Italy tweeted Dugina. Far-right and far-left populist Twitter accounts in Italy gained traction by posting pro-Russian and anti-Ukraine content on the death of Darya Dugina, according to a DFRLab analysis.

  • Ms Dugina was the daughter of Aleksandr Dugin, a Russian nationalist philosopher who developed the so-called “Russian World” ideology used by the Kremlin as an excuse to wage war against Ukraine.
    • A propagandist herself, she was assassinated with a car bomb on the night of Saturday, August 20, on the outskirts of Moscow.

An Italian social-media buzz. Subsequently, Italy became the top location on Twitter for accounts discussing the event, using the hashtag #Dugina.

  • This all happened at a rather delicate time, argued experts Nika Aleksejeva and Mattia Caniglia, as Italians are slated to elect their next parliament on September 25. And it’s “the latest evidence that the country shows a substantial weakness to Russian disinformation and other forms of interference.”

Digging deeper. “The top Italian-language retweeted tweets containing pro-Russian and anti-Ukrainian or anti-Western sentiment were posted by accounts representing Italian far-right and far-left populists,” reads the DFRLab report.

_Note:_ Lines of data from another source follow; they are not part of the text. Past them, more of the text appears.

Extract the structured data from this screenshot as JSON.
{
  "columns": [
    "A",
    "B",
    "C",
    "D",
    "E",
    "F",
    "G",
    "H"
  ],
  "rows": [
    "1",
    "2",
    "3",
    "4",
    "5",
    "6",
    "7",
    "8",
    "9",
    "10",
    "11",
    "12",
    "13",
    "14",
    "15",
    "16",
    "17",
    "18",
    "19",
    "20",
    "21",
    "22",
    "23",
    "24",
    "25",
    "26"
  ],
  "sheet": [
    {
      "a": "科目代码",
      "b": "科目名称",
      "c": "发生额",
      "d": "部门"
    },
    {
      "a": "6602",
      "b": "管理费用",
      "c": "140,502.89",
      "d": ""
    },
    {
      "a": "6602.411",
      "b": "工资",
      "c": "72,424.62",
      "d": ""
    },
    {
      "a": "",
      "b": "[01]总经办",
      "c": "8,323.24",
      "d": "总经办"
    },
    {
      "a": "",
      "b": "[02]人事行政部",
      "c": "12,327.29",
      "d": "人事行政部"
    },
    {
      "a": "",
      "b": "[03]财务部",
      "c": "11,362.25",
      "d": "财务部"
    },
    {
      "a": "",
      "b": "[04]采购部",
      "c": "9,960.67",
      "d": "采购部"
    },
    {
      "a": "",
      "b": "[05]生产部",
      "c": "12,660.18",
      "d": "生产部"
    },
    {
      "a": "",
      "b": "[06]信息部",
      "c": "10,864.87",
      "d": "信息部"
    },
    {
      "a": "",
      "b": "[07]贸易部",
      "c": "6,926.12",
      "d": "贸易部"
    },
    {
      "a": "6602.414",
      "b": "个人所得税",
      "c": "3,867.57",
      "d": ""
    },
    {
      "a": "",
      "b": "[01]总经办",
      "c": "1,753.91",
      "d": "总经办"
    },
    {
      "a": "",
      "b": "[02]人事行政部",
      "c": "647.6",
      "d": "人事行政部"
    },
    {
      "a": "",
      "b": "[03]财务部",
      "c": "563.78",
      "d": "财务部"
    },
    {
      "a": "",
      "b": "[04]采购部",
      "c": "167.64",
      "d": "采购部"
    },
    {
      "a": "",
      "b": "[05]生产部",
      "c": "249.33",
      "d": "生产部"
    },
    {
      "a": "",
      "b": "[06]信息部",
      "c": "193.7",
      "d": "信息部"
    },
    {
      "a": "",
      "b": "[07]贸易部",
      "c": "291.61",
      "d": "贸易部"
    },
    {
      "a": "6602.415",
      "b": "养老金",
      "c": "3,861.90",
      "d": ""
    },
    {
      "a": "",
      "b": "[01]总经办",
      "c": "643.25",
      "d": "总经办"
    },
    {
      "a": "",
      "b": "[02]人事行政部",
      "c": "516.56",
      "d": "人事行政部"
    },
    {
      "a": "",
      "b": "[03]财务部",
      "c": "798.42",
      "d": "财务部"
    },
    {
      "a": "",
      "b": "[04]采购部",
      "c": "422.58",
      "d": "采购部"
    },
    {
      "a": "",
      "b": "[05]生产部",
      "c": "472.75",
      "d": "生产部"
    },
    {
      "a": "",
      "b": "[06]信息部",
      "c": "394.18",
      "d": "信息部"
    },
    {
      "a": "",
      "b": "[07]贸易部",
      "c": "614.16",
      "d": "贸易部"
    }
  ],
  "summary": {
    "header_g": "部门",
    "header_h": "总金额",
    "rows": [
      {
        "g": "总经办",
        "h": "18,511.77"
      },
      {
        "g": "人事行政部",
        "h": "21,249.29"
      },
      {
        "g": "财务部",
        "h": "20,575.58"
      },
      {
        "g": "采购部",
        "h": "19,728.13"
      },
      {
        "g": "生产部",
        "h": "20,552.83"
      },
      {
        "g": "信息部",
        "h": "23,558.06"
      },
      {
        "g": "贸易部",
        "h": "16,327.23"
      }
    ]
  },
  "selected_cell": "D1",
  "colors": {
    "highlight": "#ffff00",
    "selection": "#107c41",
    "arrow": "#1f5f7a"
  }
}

  • One account, @AsaDragan, used the popular fascist slogan “Dio, Patria, Famiglia” in his bio, while @Qua_Agatha expressed anti-migrant and anti-vax sentiments.
  • The account @antonio_bordin often shared anti-Western sentiments and populist criticisms of Italian PM Mario Draghi, as did the account @tutinodavide. AntiUkrainian sentiment was expressed by the account @francescocantin.

It’s an ongoing trend. Former Russian President Dmitry Medvedev recently urged Italian voters to “punish” their pro-Ukraine governments through the ballots. That was perhaps the most notable instance of Moscow’s attempts to influence the elections’ outcome.

  • The Italian Parliament’s Intelligence Committee recently issued a report noting how Italy could be used as a “picklock” to break the Euro-Atlantic front. Damaging the country “can also weaken its projection in the wider Mediterranean, so as to favour the growing Russian strategic presence in Northern Africa, the Sahel and the Balkans.”

Reality check. According to the Kennan Institute and the Rand Corporation, two think tanks, Alexander Dugin’s influence in Russia is rather limited. Abroad, however, things are quite different.

  • The ultranationalist ideologue exploited the spotlight that some media outlets granted him. These include Breitbart News, co-founded by Steve Bannon, once strategist of former US President Donald Trump.
    • A 2014 Breitbart article called Mr Dugin “Putin’s Rasputin.”
  • In Europe, Mr Dugin built relationships with Marine Le Pen, former leader of the National Front in France, as well as Matteo Salvini’s League – plus the neo-fascist movements Forza Nuova and CasaPound – in Italy.